Consumers Energy Wind Expansion gains MPSC approval in Michigan, adding up to 525 MW of wind power, including Gratiot Farms, while solar capacity requests face delays over cost projections under the renewable portfolio standard targets.

 

Key Points

A regulatory-approved plan enabling Consumers Energy to add 525 MW of wind while solar additions await cost review.

✅ MPSC approves up to 525 MW in new wind projects

✅ Gratiot Farms purchase allowed before May 1

✅ Solar request delayed over high cost projections

 

Consumers Energy Co.’s efforts to expand its renewable offerings gained some traction this week when the Michigan Public Service Commission (MPSC) approved a request for additional wind generation capacity.

Consumers had argued that both more wind and solar facilities are needed to meet the state’s renewable portfolio standard, which was expanded in 2016 to encompass 12.5 percent of the retail power of each Michigan electric provider.

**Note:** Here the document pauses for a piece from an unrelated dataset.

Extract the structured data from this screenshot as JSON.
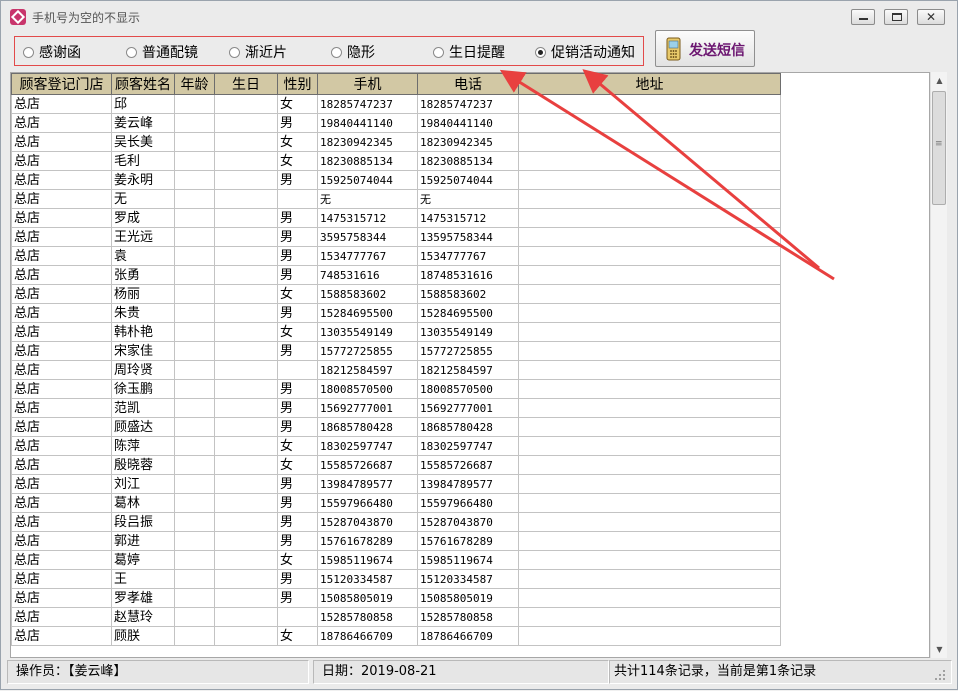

Those figures will continue to rise under the law through 2021 when the figure reaches 15 percent, alongside ongoing electricity market reforms discussions. However, Consumers’ request for additional solar facilities was delayed at this time due to what the Commission labeled unrealistically high-cost projections.

Consumers will be able to add as much as 525 megawatts of new wind projects amid a shifting wind market, including two proposed 175-megawatt wind projects slated to begin operation this year and next. Consumers has also been allowed to purchase the Gratiot Farms Wind Project before May 1.

The MPSC said a final determination would be made on Consumers’ solar requests during a decision in April. Consumers had sought an additional 100 megawatts of solar facilities, hoping to get them online sometime in 2024 and 2025.